Factors influencing uptake include ease of purchase, the degree to which it is promoted as well as business and economic conditions.

A hardening market could play into demand for funding, with rates in some classes and geographies recently rising strongly, including liability and higher-risk commercial property, as corrective actions have been taken by insurers following an extended period of weaker conditions.

Some clients will simply always prefer to pay upfront if possible, while research suggests that most companies which have adopted premium funding once will probably continue with the arrangement for at least the next few years.

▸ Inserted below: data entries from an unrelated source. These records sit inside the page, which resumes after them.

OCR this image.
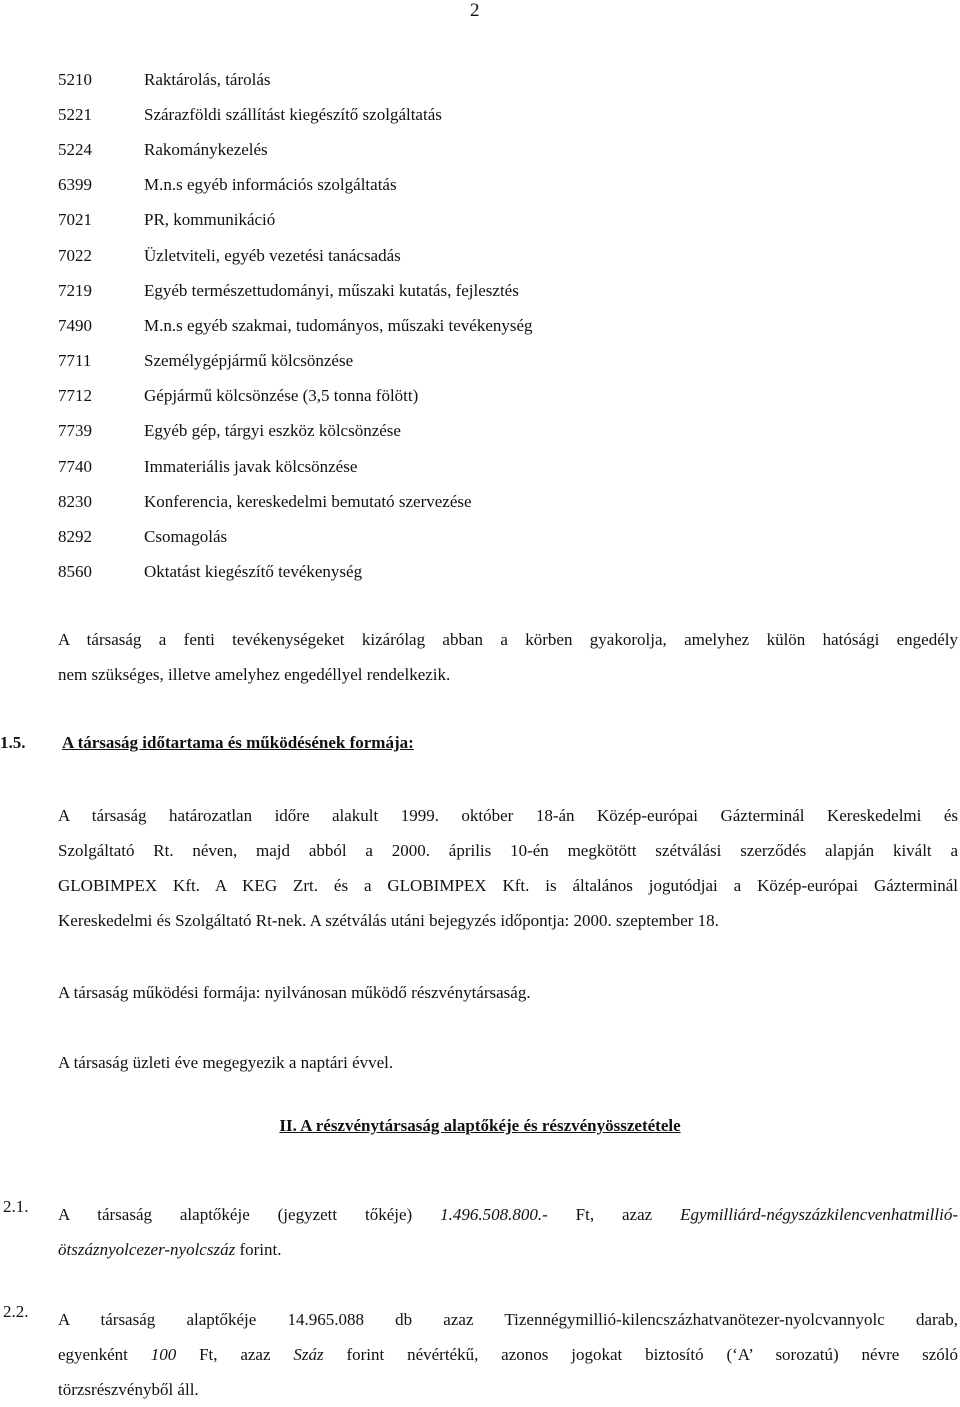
2
5210	Raktárolás, tárolás
5221	Szárazföldi szállítást kiegészítő szolgáltatás
5224	Rakománykezelés
6399	M.n.s egyéb információs szolgáltatás
7021	PR, kommunikáció
7022	Üzletviteli, egyéb vezetési tanácsadás
7219	Egyéb természettudományi, műszaki kutatás, fejlesztés
7490	M.n.s egyéb szakmai, tudományos, műszaki tevékenység
7711	Személygépjármű kölcsönzése
7712	Gépjármű kölcsönzése (3,5 tonna fölött)
7739	Egyéb gép, tárgyi eszköz kölcsönzése
7740	Immateriális javak kölcsönzése
8230	Konferencia, kereskedelmi bemutató szervezése
8292	Csomagolás
8560	Oktatást kiegészítő tevékenység
A társaság a fenti tevékenységeket kizárólag abban a körben gyakorolja, amelyhez külön hatósági engedély
nem szükséges, illetve amelyhez engedéllyel rendelkezik.
1.5. A társaság időtartama és működésének formája:
A társaság határozatlan időre alakult 1999. október 18-án Közép-európai Gázterminál Kereskedelmi és
Szolgáltató Rt. néven, majd abból a 2000. április 10-én megkötött szétválási szerződés alapján kivált a
GLOBIMPEX Kft. A KEG Zrt. és a GLOBIMPEX Kft. is általános jogutódjai a Közép-európai Gázterminál
Kereskedelmi és Szolgáltató Rt-nek. A szétválás utáni bejegyzés időpontja: 2000. szeptember 18.
A társaság működési formája: nyilvánosan működő részvénytársaság.
A társaság üzleti éve megegyezik a naptári évvel.
II. A részvénytársaság alaptőkéje és részvényösszetétele
2.1. A társaság alaptőkéje (jegyzett tőkéje) 1.496.508.800.- Ft, azaz Egymilliárd-négyszázkilencvenhatmillió-
ötszáznyolcezer-nyolcszáz forint.
2.2. A társaság alaptőkéje 14.965.088 db azaz Tizennégymillió-kilencszázhatvanötezer-nyolcvannyolc darab,
egyenként 100 Ft, azaz Száz forint névértékű, azonos jogokat biztosító (‘A’ sorozatú) névre szóló
törzsrészvényből áll.
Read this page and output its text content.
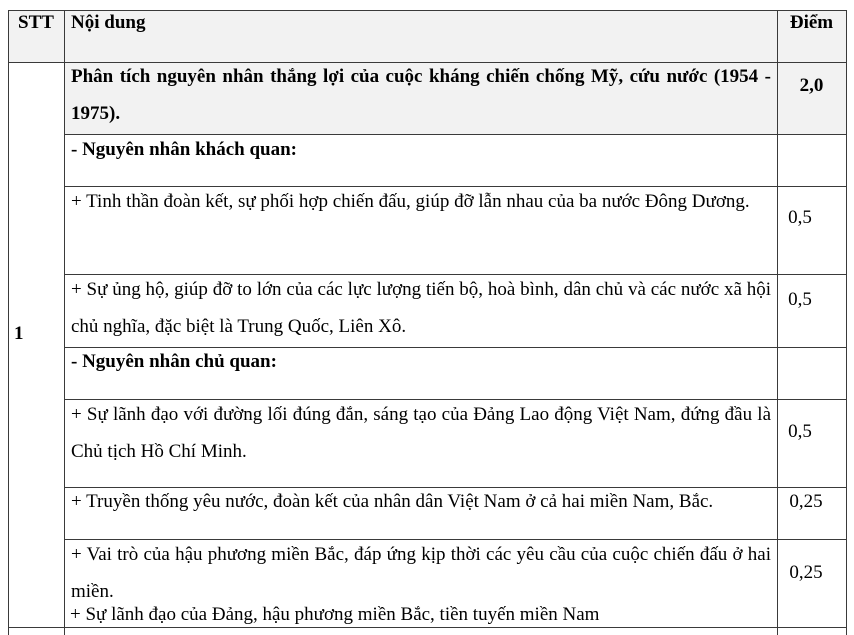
STT Nội dung	Điểm
1
Phân tích nguyên nhân thắng lợi của cuộc kháng chiến chống Mỹ, cứu nước (1954 - 1975).
2,0
- Nguyên nhân khách quan:
+ Tinh thần đoàn kết, sự phối hợp chiến đấu, giúp đỡ lẫn nhau của ba nước Đông Dương.
0,5
+ Sự ủng hộ, giúp đỡ to lớn của các lực lượng tiến bộ, hoà bình, dân chủ và các nước xã hội chủ nghĩa, đặc biệt là Trung Quốc, Liên Xô.
0,5
- Nguyên nhân chủ quan:
+ Sự lãnh đạo với đường lối đúng đắn, sáng tạo của Đảng Lao động Việt Nam, đứng đầu là Chủ tịch Hồ Chí Minh.
0,5
+ Truyền thống yêu nước, đoàn kết của nhân dân Việt Nam ở cả hai miền Nam, Bắc.	0,25
+ Vai trò của hậu phương miền Bắc, đáp ứng kịp thời các yêu cầu của cuộc chiến đấu ở hai miền.
0,25
+ Sự lãnh đạo của Đảng, hậu phương miền Bắc, tiền tuyến miền Nam
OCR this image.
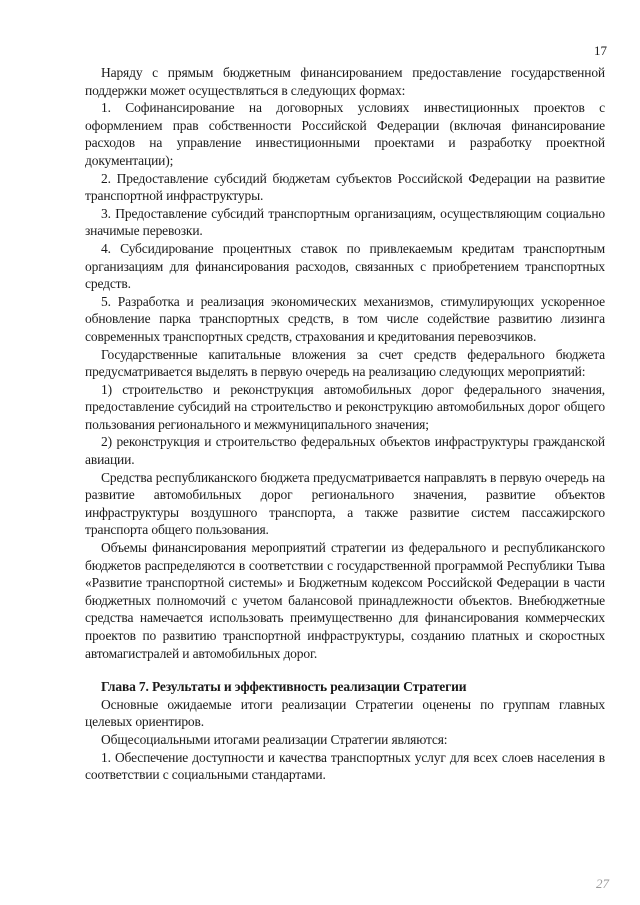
17

Наряду с прямым бюджетным финансированием предоставление государственной поддержки может осуществляться в следующих формах:

1. Софинансирование на договорных условиях инвестиционных проектов с оформлением прав собственности Российской Федерации (включая финансирование расходов на управление инвестиционными проектами и разработку проектной документации);

2. Предоставление субсидий бюджетам субъектов Российской Федерации на развитие транспортной инфраструктуры.

3. Предоставление субсидий транспортным организациям, осуществляющим социально значимые перевозки.

4. Субсидирование процентных ставок по привлекаемым кредитам транспортным организациям для финансирования расходов, связанных с приобретением транспортных средств.

5. Разработка и реализация экономических механизмов, стимулирующих ускоренное обновление парка транспортных средств, в том числе содействие развитию лизинга современных транспортных средств, страхования и кредитования перевозчиков.

Государственные капитальные вложения за счет средств федерального бюджета предусматривается выделять в первую очередь на реализацию следующих мероприятий:

1) строительство и реконструкция автомобильных дорог федерального значения, предоставление субсидий на строительство и реконструкцию автомобильных дорог общего пользования регионального и межмуниципального значения;

2) реконструкция и строительство федеральных объектов инфраструктуры гражданской авиации.

Средства республиканского бюджета предусматривается направлять в первую очередь на развитие автомобильных дорог регионального значения, развитие объектов инфраструктуры воздушного транспорта, а также развитие систем пассажирского транспорта общего пользования.

Объемы финансирования мероприятий стратегии из федерального и республиканского бюджетов распределяются в соответствии с государственной программой Республики Тыва «Развитие транспортной системы» и Бюджетным кодексом Российской Федерации в части бюджетных полномочий с учетом балансовой принадлежности объектов. Внебюджетные средства намечается использовать преимущественно для финансирования коммерческих проектов по развитию транспортной инфраструктуры, созданию платных и скоростных автомагистралей и автомобильных дорог.

Глава 7. Результаты и эффективность реализации Стратегии

Основные ожидаемые итоги реализации Стратегии оценены по группам главных целевых ориентиров.

Общесоциальными итогами реализации Стратегии являются:

1. Обеспечение доступности и качества транспортных услуг для всех слоев населения в соответствии с социальными стандартами.

27
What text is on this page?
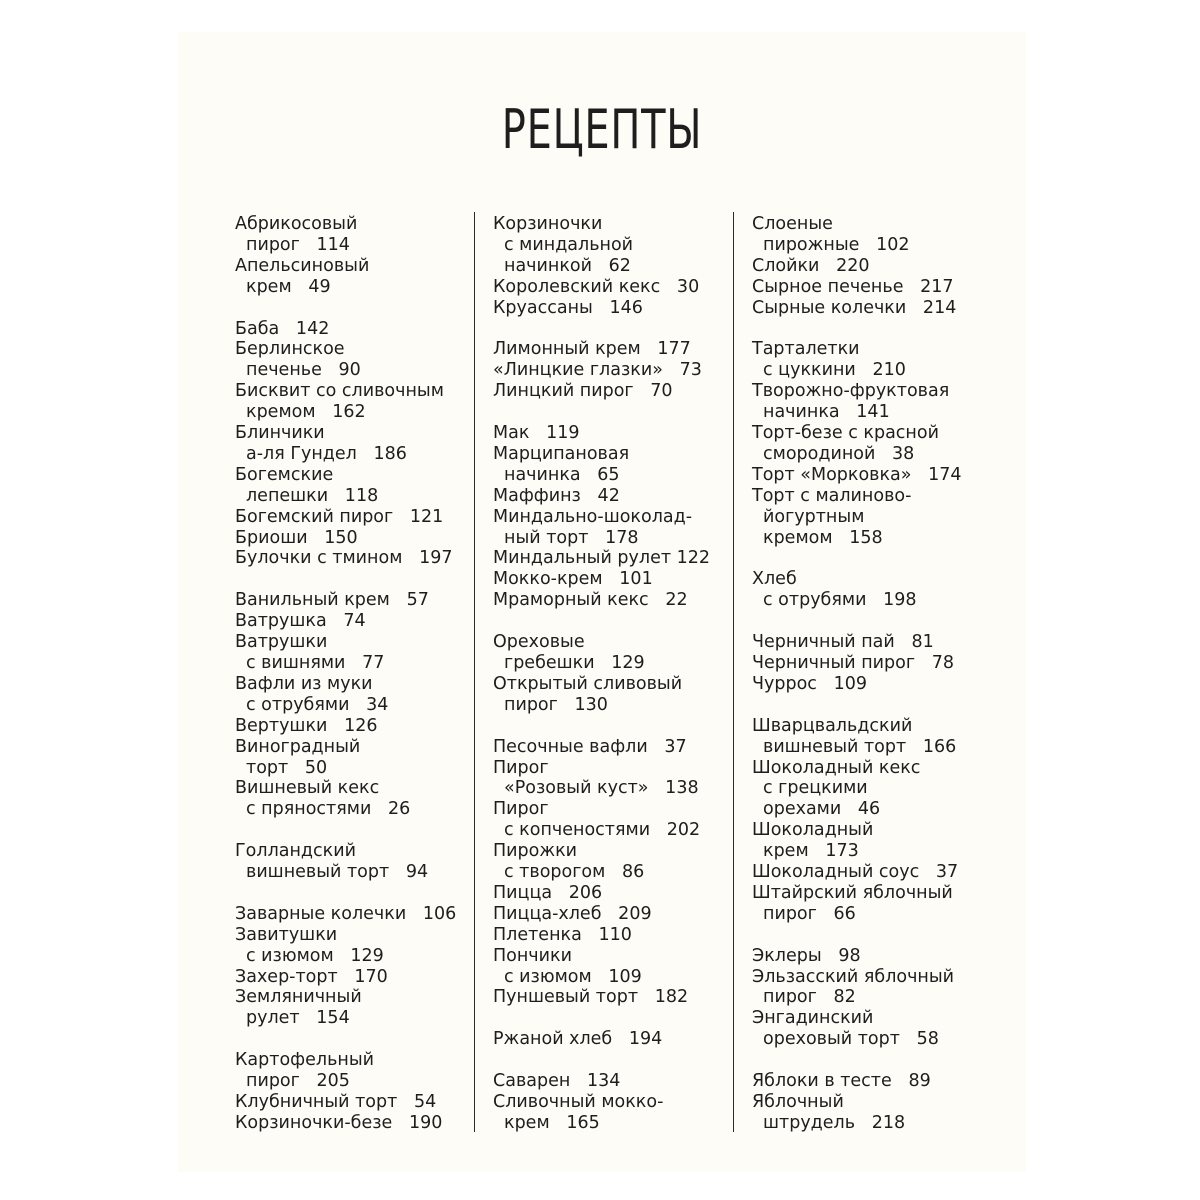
РЕЦЕПТЫ
Абрикосовый
пирог   114
Апельсиновый
крем   49
Баба   142
Берлинское
печенье   90
Бисквит со сливочным
кремом   162
Блинчики
а-ля Гундел   186
Богемские
лепешки   118
Богемский пирог   121
Бриоши   150
Булочки с тмином   197
Ванильный крем   57
Ватрушка   74
Ватрушки
с вишнями   77
Вафли из муки
с отрубями   34
Вертушки   126
Виноградный
торт   50
Вишневый кекс
с пряностями   26
Голландский
вишневый торт   94
Заварные колечки   106
Завитушки
с изюмом   129
Захер-торт   170
Земляничный
рулет   154
Картофельный
пирог   205
Клубничный торт   54
Корзиночки-безе   190
Корзиночки
с миндальной
начинкой   62
Королевский кекс   30
Круассаны   146
Лимонный крем   177
«Линцкие глазки»   73
Линцкий пирог   70
Мак   119
Марципановая
начинка   65
Маффинз   42
Миндально-шоколад-
ный торт   178
Миндальный рулет 122
Мокко-крем   101
Мраморный кекс   22
Ореховые
гребешки   129
Открытый сливовый
пирог   130
Песочные вафли   37
Пирог
«Розовый куст»   138
Пирог
с копченостями   202
Пирожки
с творогом   86
Пицца   206
Пицца-хлеб   209
Плетенка   110
Пончики
с изюмом   109
Пуншевый торт   182
Ржаной хлеб   194
Саварен   134
Сливочный мокко-
крем   165
Слоеные
пирожные   102
Слойки   220
Сырное печенье   217
Сырные колечки   214
Тарталетки
с цуккини   210
Творожно-фруктовая
начинка   141
Торт-безе с красной
смородиной   38
Торт «Морковка»   174
Торт с малиново-
йогуртным
кремом   158
Хлеб
с отрубями   198
Черничный пай   81
Черничный пирог   78
Чуррос   109
Шварцвальдский
вишневый торт   166
Шоколадный кекс
с грецкими
орехами   46
Шоколадный
крем   173
Шоколадный соус   37
Штайрский яблочный
пирог   66
Эклеры   98
Эльзасский яблочный
пирог   82
Энгадинский
ореховый торт   58
Яблоки в тесте   89
Яблочный
штрудель   218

The level to which brokers highlight premium funding to their clients varies, but technological changes have facilitated the process, reducing the paperwork and making it more visible. That trend is expected to continue as systems further improve.

“Fortunately, a lot of the brokers now have a lot more automation around funding and it is offered on the bottom of invoices in a majority of cases, so it is there as an option,” Mr Hayward says.

Buying trends across many different services at the smaller end of the market, particularly given the digital transformation of payment systems, are also filtering upward and will potentially have a greater impact, especially in the case of SMEs.

“It has just become so common that everyone is paying by the month on home and car and even life insurance,” Mr Hayward says. “The domestic direct-to-consumer insurers are probably assisting us because of the fact that it is so normal that everything is paid monthly these days.”

A survey by Premium Funding a few years ago, sent to a cross-section of brokers, found manufacturing, construction and retail were the top industries using funding arrangements. That was followed by accommodation and food, transport, and property.

Looking ahead, business conditions across the economy are particularly difficult to forecast in the current environment, but decisions around cashflow are likely to be even more critical.

Firms will be considering their investment priorities, financial obligations and required levels of insurance cover, and premium funders will have an important part to play.